At Docuverus, security is not something we take lightly. We know that you are entrusting us with your documents containing your personal information. You trust us with the keys to your life and we have a responsibility to treat them with the greatest care.

And we know security. Some of us have built tactical systems for the U.S. military, after all. But we are also smart enough to know that relying on ourselves isn't enough. That's why we hire third-party security companies to attack our systems so we can see how they respond. It's also why we have invested in and passed a SOC 2 audit, which is a critical examination of our policies, procedures, and operations defined by the AICPA to ensure the highest integrity of Trust Services related to Security, Availability, Confidentiality, Processing Integrity, and Privacy.

For our SOC 2 journey, we partnered with Thoropass to examine all aspects of our security posture.

Here are just a handful of areas we dug into.

Infrastructure

Validating against SOC 2 controls, we hardened our systems against attack, tested our authentication policies, exercised our disaster recovery and business continuity plans, and added continuous monitoring for vulnerabilities.

Software

We follow state-of-the-art software development processes include agile, lean, and continuous integration. In order to even better secure our software, we tightened these processes to further protect against malicious actors, introduction of infected libraries, and unintended introduction of vulnerable code.

Data

Protection of our client data is central to everything we do. We more tightly defined our policies and procedures to protect data against theft and other threats from sources both internal and external. We also hardened our detection and monitoring procedures to identify changes to configurations that result in the introduction of new vulnerabilities.

People

We believe in an unwavering commitment to integrity and ethical behavior. While we have always had a rigorous onboarding process for new employees including a thorough background check, we have added well-defined processes to help us maintain this commitment as we scale in size.
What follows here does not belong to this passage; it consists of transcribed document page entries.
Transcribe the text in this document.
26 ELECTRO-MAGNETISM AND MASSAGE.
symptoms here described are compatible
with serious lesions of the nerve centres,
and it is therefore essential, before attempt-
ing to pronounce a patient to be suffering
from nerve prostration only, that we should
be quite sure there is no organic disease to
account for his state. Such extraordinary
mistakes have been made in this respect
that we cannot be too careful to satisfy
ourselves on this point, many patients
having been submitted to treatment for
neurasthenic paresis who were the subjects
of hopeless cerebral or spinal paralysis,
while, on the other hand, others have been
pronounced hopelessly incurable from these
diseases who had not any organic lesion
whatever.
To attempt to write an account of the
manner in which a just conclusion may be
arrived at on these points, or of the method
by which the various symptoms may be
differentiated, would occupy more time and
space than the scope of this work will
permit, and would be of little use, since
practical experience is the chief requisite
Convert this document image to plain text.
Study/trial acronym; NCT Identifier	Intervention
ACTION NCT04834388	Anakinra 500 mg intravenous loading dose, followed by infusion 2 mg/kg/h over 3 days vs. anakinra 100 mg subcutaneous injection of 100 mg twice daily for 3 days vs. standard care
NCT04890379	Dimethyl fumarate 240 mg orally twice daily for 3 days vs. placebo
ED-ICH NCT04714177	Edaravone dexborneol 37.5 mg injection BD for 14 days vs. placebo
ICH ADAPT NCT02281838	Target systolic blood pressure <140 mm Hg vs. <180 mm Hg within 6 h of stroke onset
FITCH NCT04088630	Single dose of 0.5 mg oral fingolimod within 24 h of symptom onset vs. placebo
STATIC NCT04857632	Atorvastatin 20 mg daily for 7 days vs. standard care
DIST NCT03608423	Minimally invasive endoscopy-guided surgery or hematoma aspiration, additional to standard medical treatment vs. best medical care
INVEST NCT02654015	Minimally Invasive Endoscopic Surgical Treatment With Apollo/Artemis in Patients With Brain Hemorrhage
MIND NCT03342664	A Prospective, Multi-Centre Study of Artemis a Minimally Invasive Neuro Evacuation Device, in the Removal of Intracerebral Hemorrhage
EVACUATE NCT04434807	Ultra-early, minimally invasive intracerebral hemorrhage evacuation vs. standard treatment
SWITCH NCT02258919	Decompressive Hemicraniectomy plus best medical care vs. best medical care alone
Risk Assessment and Mitigation

Managing risk is a part of any business. Managing risk with a disciplined approach takes time, commitment, and dedication to do the work. We chartered a formal risk committee to regularly identify, prioritize, monitor, and mitigate risks across a broad set of categories that span the operations of the company.

As you can see, obtaining our SOC 2 compliance was not an easy task. Rather than just checking some boxes, we wanted to leverage the compliance process to make us more secure, more disciplined, and more mature as a company. And SOC 2 is an ongoing process, requiring a formal audit every year. As we move forward, we will continue to leverage the process to ensure we maintain the highest standards with respect to the Trust Services.